Es gibt Patienten, deren Zustand sehr schlecht ist. Sie schleppen sich von Revisionsoperation zu Revisionsoperation und von einer Sepsis zur nächsten. Ihre Angehörigen hoffen trotzdem, dass nach dem nächsten Fortschritt nicht wieder ein Rückschlag folgt. Wie ehrlich muss ich zu ihnen sein?
Grundsätzlich soll man ja ehrlich sein. Authentisch. Empathisch. Von Anfang an, lernt man sie, diese Gebote. Wie man sich zu verhalten hat und wie man mit Mitmenschen umgehen sollte. Besonders als Arzt, würde man sich denken, muss man sich daran halten. Und dann habe ich mich heute in flagranti dabei ertappt: beim Lügen. Wenn man es ein bisschen netter auslegt, war es nicht wirklich lügen, aber es war ganz offensichtlich eines: nicht komplett ehrlich.

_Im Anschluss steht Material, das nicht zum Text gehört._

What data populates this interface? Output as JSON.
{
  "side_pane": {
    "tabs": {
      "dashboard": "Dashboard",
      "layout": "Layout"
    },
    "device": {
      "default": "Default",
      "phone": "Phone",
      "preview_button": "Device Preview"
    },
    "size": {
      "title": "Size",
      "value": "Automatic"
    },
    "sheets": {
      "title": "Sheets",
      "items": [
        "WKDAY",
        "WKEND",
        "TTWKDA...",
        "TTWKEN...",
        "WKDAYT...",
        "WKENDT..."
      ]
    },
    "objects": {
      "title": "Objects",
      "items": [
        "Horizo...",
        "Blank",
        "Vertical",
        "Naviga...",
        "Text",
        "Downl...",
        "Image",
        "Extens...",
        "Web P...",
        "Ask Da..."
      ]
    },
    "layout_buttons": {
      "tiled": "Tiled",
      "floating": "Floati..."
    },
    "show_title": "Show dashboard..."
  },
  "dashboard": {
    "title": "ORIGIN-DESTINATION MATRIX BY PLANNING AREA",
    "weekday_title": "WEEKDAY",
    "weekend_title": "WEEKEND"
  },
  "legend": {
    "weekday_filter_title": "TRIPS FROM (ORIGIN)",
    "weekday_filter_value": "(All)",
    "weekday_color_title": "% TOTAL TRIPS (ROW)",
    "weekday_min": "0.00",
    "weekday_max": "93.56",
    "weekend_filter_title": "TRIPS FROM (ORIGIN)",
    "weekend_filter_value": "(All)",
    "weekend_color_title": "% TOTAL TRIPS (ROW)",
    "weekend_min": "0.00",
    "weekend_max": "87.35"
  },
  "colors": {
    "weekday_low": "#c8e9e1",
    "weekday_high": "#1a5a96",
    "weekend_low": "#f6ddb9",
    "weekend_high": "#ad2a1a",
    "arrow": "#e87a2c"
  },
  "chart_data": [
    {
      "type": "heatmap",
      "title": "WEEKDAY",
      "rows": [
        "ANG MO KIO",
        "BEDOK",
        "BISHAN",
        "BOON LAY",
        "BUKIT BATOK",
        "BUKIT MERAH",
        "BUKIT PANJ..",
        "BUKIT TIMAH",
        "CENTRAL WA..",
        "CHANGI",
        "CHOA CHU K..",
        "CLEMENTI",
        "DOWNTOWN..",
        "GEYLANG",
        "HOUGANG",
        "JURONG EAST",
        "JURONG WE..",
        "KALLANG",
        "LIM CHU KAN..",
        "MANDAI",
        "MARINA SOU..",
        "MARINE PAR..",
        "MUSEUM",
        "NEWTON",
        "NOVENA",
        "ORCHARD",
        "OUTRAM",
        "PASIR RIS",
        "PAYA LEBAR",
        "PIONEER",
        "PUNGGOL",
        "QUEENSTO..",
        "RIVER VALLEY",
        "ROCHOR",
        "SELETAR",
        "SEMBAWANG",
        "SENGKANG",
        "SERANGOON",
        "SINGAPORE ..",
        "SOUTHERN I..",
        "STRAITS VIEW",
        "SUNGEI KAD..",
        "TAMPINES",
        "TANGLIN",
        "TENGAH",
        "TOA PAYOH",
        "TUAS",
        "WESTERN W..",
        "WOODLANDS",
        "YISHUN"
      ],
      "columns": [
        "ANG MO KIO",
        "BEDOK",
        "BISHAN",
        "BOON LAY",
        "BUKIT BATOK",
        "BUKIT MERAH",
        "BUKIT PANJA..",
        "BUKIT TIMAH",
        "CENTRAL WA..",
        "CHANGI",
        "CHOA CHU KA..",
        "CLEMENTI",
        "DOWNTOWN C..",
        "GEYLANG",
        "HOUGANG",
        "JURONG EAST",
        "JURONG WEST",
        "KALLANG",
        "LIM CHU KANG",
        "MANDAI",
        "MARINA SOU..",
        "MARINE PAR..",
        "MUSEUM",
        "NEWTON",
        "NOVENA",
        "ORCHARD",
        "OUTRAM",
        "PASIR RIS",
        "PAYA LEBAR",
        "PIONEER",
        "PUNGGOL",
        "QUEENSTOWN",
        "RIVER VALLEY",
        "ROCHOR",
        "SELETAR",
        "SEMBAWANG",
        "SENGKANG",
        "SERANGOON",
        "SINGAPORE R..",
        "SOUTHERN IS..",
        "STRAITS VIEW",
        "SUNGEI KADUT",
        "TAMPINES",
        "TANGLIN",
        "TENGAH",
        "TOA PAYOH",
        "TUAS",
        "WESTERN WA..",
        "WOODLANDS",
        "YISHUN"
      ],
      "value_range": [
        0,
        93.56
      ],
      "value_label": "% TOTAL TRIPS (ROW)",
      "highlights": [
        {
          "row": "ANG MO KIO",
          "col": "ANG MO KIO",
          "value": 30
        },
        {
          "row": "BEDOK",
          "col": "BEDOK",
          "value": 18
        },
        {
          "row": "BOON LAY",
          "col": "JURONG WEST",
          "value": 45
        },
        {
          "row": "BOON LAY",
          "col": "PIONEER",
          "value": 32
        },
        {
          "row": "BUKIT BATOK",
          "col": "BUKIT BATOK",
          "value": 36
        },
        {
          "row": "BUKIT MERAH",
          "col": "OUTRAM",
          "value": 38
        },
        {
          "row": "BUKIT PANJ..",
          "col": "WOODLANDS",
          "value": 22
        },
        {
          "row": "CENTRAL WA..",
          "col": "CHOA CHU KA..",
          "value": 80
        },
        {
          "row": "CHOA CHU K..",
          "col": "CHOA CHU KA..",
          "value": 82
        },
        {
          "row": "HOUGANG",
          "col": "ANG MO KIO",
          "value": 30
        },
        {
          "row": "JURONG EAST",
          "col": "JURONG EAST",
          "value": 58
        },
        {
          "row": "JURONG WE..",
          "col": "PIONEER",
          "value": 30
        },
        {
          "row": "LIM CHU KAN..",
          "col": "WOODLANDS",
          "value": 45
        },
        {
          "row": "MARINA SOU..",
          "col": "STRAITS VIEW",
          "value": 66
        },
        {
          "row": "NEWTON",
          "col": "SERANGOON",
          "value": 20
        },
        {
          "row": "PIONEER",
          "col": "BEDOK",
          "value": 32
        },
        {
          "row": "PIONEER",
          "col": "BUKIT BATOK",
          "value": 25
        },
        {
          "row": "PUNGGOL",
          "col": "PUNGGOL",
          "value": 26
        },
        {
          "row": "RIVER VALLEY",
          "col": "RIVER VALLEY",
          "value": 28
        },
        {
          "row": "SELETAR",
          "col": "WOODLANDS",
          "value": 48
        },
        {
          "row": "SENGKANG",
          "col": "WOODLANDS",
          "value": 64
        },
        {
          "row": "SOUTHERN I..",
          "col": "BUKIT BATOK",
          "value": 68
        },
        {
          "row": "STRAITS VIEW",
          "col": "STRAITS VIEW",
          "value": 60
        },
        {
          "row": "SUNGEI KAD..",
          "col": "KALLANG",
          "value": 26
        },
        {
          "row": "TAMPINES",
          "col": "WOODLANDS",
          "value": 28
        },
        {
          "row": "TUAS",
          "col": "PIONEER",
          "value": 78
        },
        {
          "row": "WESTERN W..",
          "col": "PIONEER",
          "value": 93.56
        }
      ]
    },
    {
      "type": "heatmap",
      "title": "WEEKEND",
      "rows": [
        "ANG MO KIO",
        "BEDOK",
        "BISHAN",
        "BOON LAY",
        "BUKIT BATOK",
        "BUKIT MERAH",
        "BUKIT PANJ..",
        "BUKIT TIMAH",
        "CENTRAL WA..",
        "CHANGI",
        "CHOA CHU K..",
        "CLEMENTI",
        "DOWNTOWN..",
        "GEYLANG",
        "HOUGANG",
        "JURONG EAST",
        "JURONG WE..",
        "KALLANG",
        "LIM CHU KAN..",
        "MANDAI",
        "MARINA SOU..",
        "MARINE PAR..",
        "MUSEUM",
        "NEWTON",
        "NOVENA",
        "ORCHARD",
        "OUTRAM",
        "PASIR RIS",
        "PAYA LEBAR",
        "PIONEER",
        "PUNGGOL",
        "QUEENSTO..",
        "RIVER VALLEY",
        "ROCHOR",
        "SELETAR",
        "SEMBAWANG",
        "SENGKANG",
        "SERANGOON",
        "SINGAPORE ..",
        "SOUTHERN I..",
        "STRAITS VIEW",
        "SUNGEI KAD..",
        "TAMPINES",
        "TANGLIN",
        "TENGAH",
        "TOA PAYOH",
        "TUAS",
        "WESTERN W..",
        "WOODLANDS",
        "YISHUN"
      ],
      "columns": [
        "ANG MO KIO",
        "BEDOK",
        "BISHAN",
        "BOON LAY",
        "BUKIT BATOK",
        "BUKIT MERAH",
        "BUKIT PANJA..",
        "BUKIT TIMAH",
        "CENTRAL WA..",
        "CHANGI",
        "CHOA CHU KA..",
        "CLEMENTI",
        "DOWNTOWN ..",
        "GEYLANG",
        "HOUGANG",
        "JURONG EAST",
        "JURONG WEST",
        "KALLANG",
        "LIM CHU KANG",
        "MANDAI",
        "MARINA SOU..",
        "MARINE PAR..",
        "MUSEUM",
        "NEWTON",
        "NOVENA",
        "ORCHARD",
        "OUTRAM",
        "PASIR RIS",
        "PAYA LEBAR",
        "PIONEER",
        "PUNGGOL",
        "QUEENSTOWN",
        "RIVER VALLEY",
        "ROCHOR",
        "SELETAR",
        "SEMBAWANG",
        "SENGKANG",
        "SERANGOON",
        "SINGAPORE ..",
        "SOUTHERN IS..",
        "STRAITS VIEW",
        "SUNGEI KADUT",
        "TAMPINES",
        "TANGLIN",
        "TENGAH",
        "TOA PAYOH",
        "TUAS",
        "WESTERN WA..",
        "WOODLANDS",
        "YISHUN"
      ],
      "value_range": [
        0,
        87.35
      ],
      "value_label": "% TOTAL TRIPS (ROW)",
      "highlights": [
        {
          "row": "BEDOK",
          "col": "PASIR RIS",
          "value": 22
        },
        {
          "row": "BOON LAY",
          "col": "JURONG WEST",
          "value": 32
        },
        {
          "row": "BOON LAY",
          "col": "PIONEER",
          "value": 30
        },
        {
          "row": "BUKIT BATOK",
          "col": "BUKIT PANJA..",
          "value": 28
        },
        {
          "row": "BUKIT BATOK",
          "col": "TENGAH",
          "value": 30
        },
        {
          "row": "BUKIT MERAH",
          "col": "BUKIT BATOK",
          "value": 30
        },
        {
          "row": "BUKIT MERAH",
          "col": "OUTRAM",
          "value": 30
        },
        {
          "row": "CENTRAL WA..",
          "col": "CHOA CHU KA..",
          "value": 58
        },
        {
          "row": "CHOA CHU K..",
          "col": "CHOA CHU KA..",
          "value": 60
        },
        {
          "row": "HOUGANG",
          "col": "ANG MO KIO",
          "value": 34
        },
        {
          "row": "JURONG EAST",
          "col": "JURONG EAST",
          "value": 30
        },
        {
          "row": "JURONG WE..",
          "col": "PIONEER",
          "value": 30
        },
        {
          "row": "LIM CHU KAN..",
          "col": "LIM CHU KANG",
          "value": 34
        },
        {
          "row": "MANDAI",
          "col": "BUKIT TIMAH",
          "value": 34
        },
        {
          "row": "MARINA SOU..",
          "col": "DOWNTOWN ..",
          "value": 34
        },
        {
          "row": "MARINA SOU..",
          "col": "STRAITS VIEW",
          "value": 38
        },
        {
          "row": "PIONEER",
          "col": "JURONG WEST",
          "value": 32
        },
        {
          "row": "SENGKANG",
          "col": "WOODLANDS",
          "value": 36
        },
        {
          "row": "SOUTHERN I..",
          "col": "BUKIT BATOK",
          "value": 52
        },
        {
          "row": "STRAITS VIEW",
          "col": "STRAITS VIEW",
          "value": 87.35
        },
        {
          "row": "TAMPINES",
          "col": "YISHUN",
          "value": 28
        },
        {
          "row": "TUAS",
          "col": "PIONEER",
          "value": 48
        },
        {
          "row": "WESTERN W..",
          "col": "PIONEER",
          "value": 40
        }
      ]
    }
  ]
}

Frau K. ist ein Dauergast bei uns. Was bedeutet, dass sie seit Monaten bei uns liegt. Die Situation wird maximal ein kleines bisschen besser, dann gibt es wieder einen Rückschlag. Die nächste Sepsis und Revisionsoperation. Wieder neue Antibiotika. Neu eingelegte Drainagen. Katheterwechsel. Künstliche Ernährung. Maschinenbeatmung.
Ein Fortschritt, der keiner ist
Trotz der sehr bemühten und geduldigen Physiotherapeuten und Pflegefachpersonen baut Frau K. ab. Sie kann aufgrund der schweren Krankheit und den atrophierten Muskeln nicht mehr alleine laufen. Sie wird künstlich ernährt, da sie auch nicht selbstständig schlucken kann. Grund der ganzen Misere war ein missglückter Suizidversuch, der ordentlich in die Hose ging. Sie überlebte, und dann eigentlich doch nicht ganz. Sie ist nicht tot, aber ihr jetziger Zustand auch kein Leben, das man sich wünscht.
Ihre Familie ist wahnsinnig geduldig, nimmt mehrmals wöchentlich einen langen Weg auf sich. Man spürt den Zusammenhalt. Jeder kleine Fortschritt nährt die Hoffnung, dass Frau K. wieder nach Hause zurückkehren kann. Doch ein Fortschritt bei Frau K. bedeutet, dass sie zum Beispiel auf Ansprache die Augen öffnet. Sie kann nicht alleine schlucken, essen, sich aufsetzen, waschen oder anziehen. Die Bakterien haben Abszesse an allen erdenklichen Körperstellen gebildet und bei einem Stopp der antibiotischen Dauertherapie wäre es nur eine Frage von wenigen Tagen, bis der nächste Schüttelfrost Einzug halten würde.
Wie ehrlich muss ich sein?
Auf der anderen Seite ist sie nicht instabil. Zu schlecht, um alleine zu überleben, zu gut, um zu sagen, jetzt ist der Zeitpunkt gekommen, an dem wir die Maschinen abstellen und sie gehen lassen.
Dann steht ihre Schwester mit Tränen in den Augen vor mir, die den langen Leidensweg hautnah mitbekommen hat und mir die Frage nach der Prognose stellt. Ich antworte vage, dass man nichts fix voraussagen kann, aber eine lange Rehabilitation auf Frau K. wartet.
Und in Wirklichkeit sehe ich maximal einen schwersten Dauerpflegefall vor mir.